You’ll also need to consider whether you need permission to use images you get online. If an image (or a text) was created before 1925, it is automatically in the public domain, which means you don’t need permission to use it. If it was created after that, your need to acquire permission (or to make a “good faith effort” to do so) will depend upon where you found it.
All images must have citations/captions, including those that you’ve taken yourself. (“Photo by [your name]”) You want to do this not only because scholars must cite their sources, but also for the sake of clarity: you want your reader to know what they’re looking at, and where the image came from. Presenting an image without explaining its meaning and purpose can be confusing and misleading.
Please let me know ASAP if there are any other types of image-based primary sources you’re confused about how to cite. I will add to this post as they come up.
Make sure you include the correct sheet #. No permission needed.
Corner of Edgewood and Bell, Atlanta 1911-1925, sheet 453, Sanborn Fire Insurance Maps.
Snapshots from Birdseye Maps:
You can find three different birds eye maps of the Atlanta if you go to the Library of Congress website (www.loc.gov) and search for birds eye map Atlanta. You do not need permission to use any of them — they’re all in the public domain. But make sure you cite them, using the correct date and contributor.
Flatiron Building, Foote and Davies Birdseye Map of Atlanta (1919)
Photographs from the GSU Library’s Digital Collections:
You can find the accession/catalog # if you scroll down the page on the Digital Collections website. You do not need permission to use them, but you must give a full citation.
“Wreckers expose the oldest building in downtown Atlanta, the Georgia Railroad Freight Depot, Atlanta, Georgia, October 30, 1979.” AJCP201-15b, Atlanta Journal Constitution Photographic Archives. Special Collections and Archives, Georgia State University Library.
Photographs from the Atlanta History Center:
Here, too, you can find the catalog # by scrolling down the page on the AHC Album website. You don’t need permission as long as you’re using the version of the image with the AHC watermark.

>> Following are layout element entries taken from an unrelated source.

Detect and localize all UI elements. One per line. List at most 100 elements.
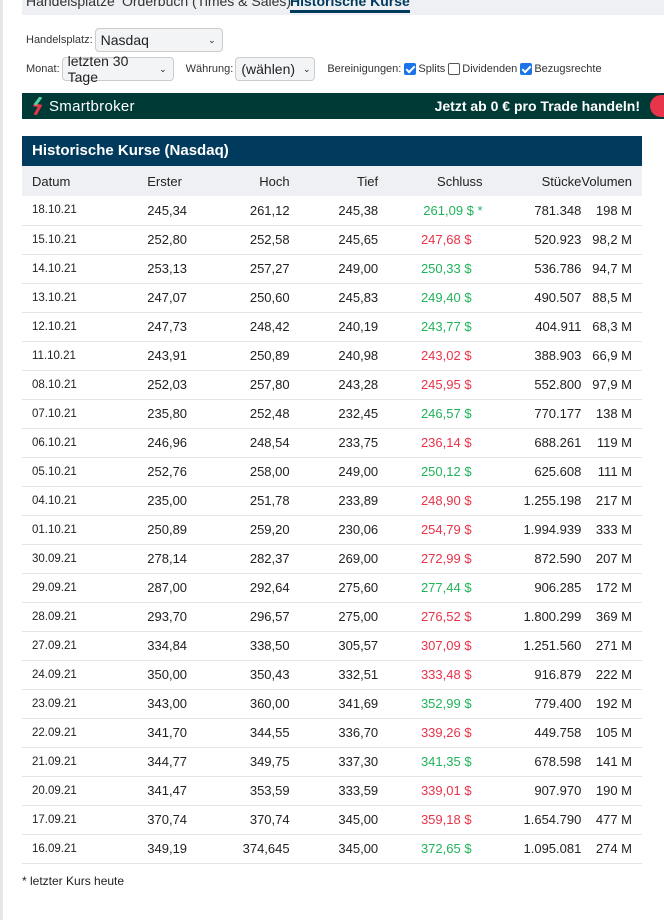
table-row: 28.09.21 293,70 296,57 275,00 276,52 $1.800.… [22,602,642,632]
cell-erster: 245,34 [101,196,201,226]
cell-erster: 253,13 [101,254,201,284]
tab-handelsplaetze[interactable]: Handelsplätze [26,0,115,9]
cell-hoch: 252,48 [200,399,290,429]
cell-datum: 29.09.21 [22,573,102,603]
monat-label: Monat: [26,63,60,75]
table-row: 24.09.21 350,00 350,43 332,51 333,48 $916.87… [22,660,642,690]
cell-stuecke: 520.923 [482,225,582,255]
cell-schluss: 236,14 $ [378,428,483,458]
cell-datum: 06.10.21 [22,428,102,458]
tab-orderbuch[interactable]: Orderbuch (Times & Sales) [122,0,292,9]
cell-hoch: 296,57 [200,602,290,632]
handelsplatz-value: Nasdaq [100,32,149,48]
cell-datum: 15.10.21 [22,225,102,255]
cell-hoch: 250,60 [200,283,290,313]
cell-stuecke: 781.348 [482,196,582,226]
cell-hoch: 350,43 [200,660,290,690]
cell-stuecke: 625.608 [482,457,582,487]
table-row: 18.10.21 245,34 261,12 245,38 261,09 $ * 781.… [22,196,642,226]
handelsplatz-filter: Handelsplatz: Nasdaq ⌄ [26,28,223,52]
tab-bar: Handelsplätze Orderbuch (Times & Sales) … [22,0,664,15]
cell-tief: 240,19 [289,312,379,342]
cell-erster: 252,03 [101,370,201,400]
cell-hoch: 261,12 [200,196,290,226]
table-row: 22.09.21 341,70 344,55 336,70 339,26 $449.75… [22,718,642,748]
table-row: 07.10.21 235,80 252,48 232,45 246,57 $770.17… [22,399,642,429]
cell-datum: 14.10.21 [22,254,102,284]
table-row: 14.10.21 253,13 257,27 249,00 250,33 $536.78… [22,254,642,284]
chevron-down-icon: ⌄ [159,63,167,74]
cell-stuecke: 1.251.560 [482,631,582,661]
dividenden-checkbox[interactable] [448,63,461,75]
cell-tief: 233,75 [289,428,379,458]
cell-volumen: 119 M [581,428,642,458]
cell-volumen: 68,3 M [581,312,642,342]
cell-tief: 269,00 [289,544,379,574]
column-header-hoch[interactable]: Hoch [200,166,290,196]
splits-checkbox[interactable] [404,63,417,75]
monat-select[interactable]: letzten 30 Tage ⌄ [61,53,174,85]
column-header-datum[interactable]: Datum [22,166,102,196]
cell-hoch: 370,74 [200,805,290,835]
cell-erster: 334,84 [101,631,201,661]
cell-volumen: 271 M [581,631,642,661]
cell-stuecke: 907.970 [482,776,582,806]
handelsplatz-select[interactable]: Nasdaq ⌄ [94,28,223,52]
column-header-tief[interactable]: Tief [289,166,379,196]
cell-tief: 332,51 [289,660,379,690]
banner-cta-button[interactable] [650,95,664,117]
cell-schluss: 245,95 $ [378,370,483,400]
cell-schluss: 359,18 $ [378,805,483,835]
cell-schluss: 341,35 $ [378,747,483,777]
smartbroker-ad-banner[interactable]: Smartbroker Jetzt ab 0 € pro Trade hande… [22,93,664,119]
column-header-schluss[interactable]: Schluss [378,166,483,196]
cell-volumen: 477 M [581,805,642,835]
cell-volumen: 141 M [581,747,642,777]
banner-cta-text: Jetzt ab 0 € pro Trade handeln! [434,98,640,114]
cell-schluss: 243,02 $ [378,341,483,371]
waehrung-select[interactable]: (wählen) ⌄ [235,57,316,81]
cell-erster: 246,96 [101,428,201,458]
cell-erster: 235,80 [101,399,201,429]
handelsplatz-label: Handelsplatz: [26,34,93,46]
cell-hoch: 292,64 [200,573,290,603]
column-header-volumen[interactable]: Volumen [581,166,642,196]
cell-volumen: 217 M [581,486,642,516]
column-header-stücke[interactable]: Stücke [482,166,582,196]
cell-volumen: 94,7 M [581,254,642,284]
cell-datum: 05.10.21 [22,457,102,487]
table-row: 23.09.21 343,00 360,00 341,69 352,99 $779.40… [22,689,642,719]
waehrung-value: (wählen) [241,61,296,77]
cell-datum: 20.09.21 [22,776,102,806]
cell-erster: 278,14 [101,544,201,574]
cell-schluss: 339,26 $ [378,718,483,748]
cell-schluss: 246,57 $ [378,399,483,429]
cell-tief: 240,98 [289,341,379,371]
cell-volumen: 111 M [581,457,642,487]
cell-volumen: 192 M [581,689,642,719]
cell-hoch: 360,00 [200,689,290,719]
cell-stuecke: 388.903 [482,341,582,371]
cell-stuecke: 490.507 [482,283,582,313]
cell-datum: 07.10.21 [22,399,102,429]
cell-tief: 230,06 [289,515,379,545]
cell-erster: 247,73 [101,312,201,342]
cell-erster: 370,74 [101,805,201,835]
cell-datum: 16.09.21 [22,834,102,864]
tab-historische-kurse[interactable]: Historische Kurse [290,0,410,13]
cell-stuecke: 1.800.299 [482,602,582,632]
cell-volumen: 207 M [581,544,642,574]
bezugsrechte-checkbox[interactable] [520,63,533,75]
table-row: 04.10.21 235,00 251,78 233,89 248,90 $1.255.… [22,486,642,516]
cell-volumen: 66,9 M [581,341,642,371]
cell-stuecke: 906.285 [482,573,582,603]
cell-hoch: 257,80 [200,370,290,400]
cell-erster: 341,47 [101,776,201,806]
cell-hoch: 259,20 [200,515,290,545]
cell-schluss: 250,12 $ [378,457,483,487]
column-header-erster[interactable]: Erster [101,166,201,196]
cell-schluss: 277,44 $ [378,573,483,603]
cell-erster: 344,77 [101,747,201,777]
cell-tief: 305,57 [289,631,379,661]
cell-datum: 21.09.21 [22,747,102,777]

Kimball House (c. 1950), VIS 82.582.04, Kenneth Rogers Photographs, reproduced with permission from Atlanta History Photograph Collection, Kenan Research Center, Atlanta History Center, Atlanta GA.
Images from Wikipedia or Wikimedia Commons:
If an image appears on Wikipedia, it is possible that the owner of that image has released it to the public domain. If that’s the case, you can use it without permission … but you still need to cite it.
The Richards Mausoleum, Oakland Cemetery, Atlanta GA. Image from Wikimedia Commons, https://commons.wikimedia.org/wiki/File:Oakland-Cemetery-Richards-tomb.jpg (accessed April 5, 2016)
Images from Archival Collections:
This image comes from the Breman Jewish Heritage Museum in Atlanta. It was sent to me by their archivist, and he gave me permission to use it.
Menu (c. 1960), Leb’s Restaurant Records, William Breman Jewish Heritage Museum, Atlanta GA.
Photographs that you took:
Of course, you don’t need permission to use a picture you took, since you took it. If there are people in the picture besides yourself, though, you should get permission from them. In the caption, state what it is a photograph of, if it’s not obvious to the reader. You can give it the caption “Photograph by author,” or you can attach your name to it. Either way, give the date that the photo was taken.
Mailbox in Rhodes-Haverty Building, Atlanta GA. Photograph taken by Marni Davis, January 7, 2016.